Buradaki siyasi mücadele, bölgenin stratejik noktalarını, başta petrol olmak üzere stratejik maddelerini ele geçirmek maksadı ile yapılmaktadır. Bölge jeostratejik bir öneme haizdir. Avrupa, Asya ve Afrika’nın kesiştiği noktadadır. Süveyş Kanalı, Basra Körfezi, İstanbul ve Çanakkale Boğazları, Kıbrıs ve Golan Tepeleri gibi stratejik noktalara da haizdir. Ayrıca bölge insanı şu anda önemli bir genç tüketim toplumu oluşturduğundan canlı bir pazar özelliğine de haizdir. Sanki dünyanın merkezi gibidir. İslâm’ın beşiğidir. Onun için siyasi mücadele yapan ülkelerin bu bölgeden gafil kalması ya da ondan kendisini müstağni görmesi mümkün değildir. Bu bölgede İngiltere ve ABD’nin kıyasıya bir mücadelesi olmakla birlikte Fransa’nın da ilgisi ve teşebbüsleri vardır.
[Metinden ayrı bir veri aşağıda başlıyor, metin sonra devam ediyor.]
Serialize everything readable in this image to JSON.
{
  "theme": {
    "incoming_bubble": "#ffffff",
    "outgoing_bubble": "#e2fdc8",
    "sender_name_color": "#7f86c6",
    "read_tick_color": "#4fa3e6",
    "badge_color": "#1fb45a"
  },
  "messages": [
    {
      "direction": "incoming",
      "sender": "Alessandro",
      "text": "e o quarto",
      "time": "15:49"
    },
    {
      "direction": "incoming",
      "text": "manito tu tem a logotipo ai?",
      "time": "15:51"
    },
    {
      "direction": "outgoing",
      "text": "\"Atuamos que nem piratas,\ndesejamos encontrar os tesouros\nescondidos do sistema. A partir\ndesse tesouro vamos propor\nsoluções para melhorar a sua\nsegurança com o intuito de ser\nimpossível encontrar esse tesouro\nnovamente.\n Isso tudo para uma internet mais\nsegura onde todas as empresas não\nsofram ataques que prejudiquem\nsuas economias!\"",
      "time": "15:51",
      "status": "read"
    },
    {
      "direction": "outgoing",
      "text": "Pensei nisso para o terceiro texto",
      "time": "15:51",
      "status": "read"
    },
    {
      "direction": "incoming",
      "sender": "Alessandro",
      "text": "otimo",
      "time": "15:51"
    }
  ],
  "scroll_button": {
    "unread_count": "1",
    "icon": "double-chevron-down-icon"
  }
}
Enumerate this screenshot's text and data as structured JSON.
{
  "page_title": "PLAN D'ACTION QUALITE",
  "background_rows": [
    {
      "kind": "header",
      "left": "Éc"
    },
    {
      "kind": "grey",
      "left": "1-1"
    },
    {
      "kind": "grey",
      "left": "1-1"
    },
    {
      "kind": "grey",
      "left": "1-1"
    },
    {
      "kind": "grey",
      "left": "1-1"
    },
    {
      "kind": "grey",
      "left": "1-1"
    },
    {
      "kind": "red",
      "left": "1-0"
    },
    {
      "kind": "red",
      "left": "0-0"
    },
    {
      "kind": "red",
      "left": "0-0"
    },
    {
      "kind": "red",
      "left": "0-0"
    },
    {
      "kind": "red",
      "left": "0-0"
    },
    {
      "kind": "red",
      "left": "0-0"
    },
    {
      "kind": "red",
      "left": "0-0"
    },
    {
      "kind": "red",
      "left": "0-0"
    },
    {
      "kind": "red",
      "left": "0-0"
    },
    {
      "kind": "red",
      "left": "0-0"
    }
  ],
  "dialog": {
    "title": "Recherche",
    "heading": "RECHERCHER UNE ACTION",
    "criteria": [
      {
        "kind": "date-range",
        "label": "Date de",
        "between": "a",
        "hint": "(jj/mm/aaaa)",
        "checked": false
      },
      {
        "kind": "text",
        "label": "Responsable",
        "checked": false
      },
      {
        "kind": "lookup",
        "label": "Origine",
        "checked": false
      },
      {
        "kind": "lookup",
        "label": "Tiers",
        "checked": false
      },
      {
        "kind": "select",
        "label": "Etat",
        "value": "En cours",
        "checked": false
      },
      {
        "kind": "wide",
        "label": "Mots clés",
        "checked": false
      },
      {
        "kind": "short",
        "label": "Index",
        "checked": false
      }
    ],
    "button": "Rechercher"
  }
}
ABD’nin, bölgedeki Mısır, Sudan, Suudi Arabistan, Suriye, İran üzerinde etkinliği vardır. Bu ülkelerdeki yönetimler, bölgedeki siyasetinde ABD ile işbirliği halindedirler. ABD bölgenin ne petrolü üzerinde ne de stratejik noktaları (Golan Tepeleri, Kıbrıs gibi) üzerinde tam hakimiyet sağlayabilmiş değildir. Hedefi buna ulaşmaktır. Fakat ABD, bölgedeki tutunma noktalarındaki tırnaklarını da kaybetmek üzeredir. Suudi Arabistan’da Suud ailesi içinde iktidar mücadelesi baş göstermiştir. Kral Fahd ve ekibi ABD’nin tırnağı konumundadır, fakat o da yaşlı ve hastadır. Öldüğünde büyük olasılıkla ABD yanlılarının iktidarı kaybedecekleri gözükmektedir. Bu mücadelenin tezahürü en son 1995’de Suudi Arabistan’daki 1995’de ABD askerlerine yönelik bombalı saldırılar olmuştur. Suud ailesindeki İngilizlerle işbirliği içinde olanlar gittikçe iktidara yaklaşmaktadırlar.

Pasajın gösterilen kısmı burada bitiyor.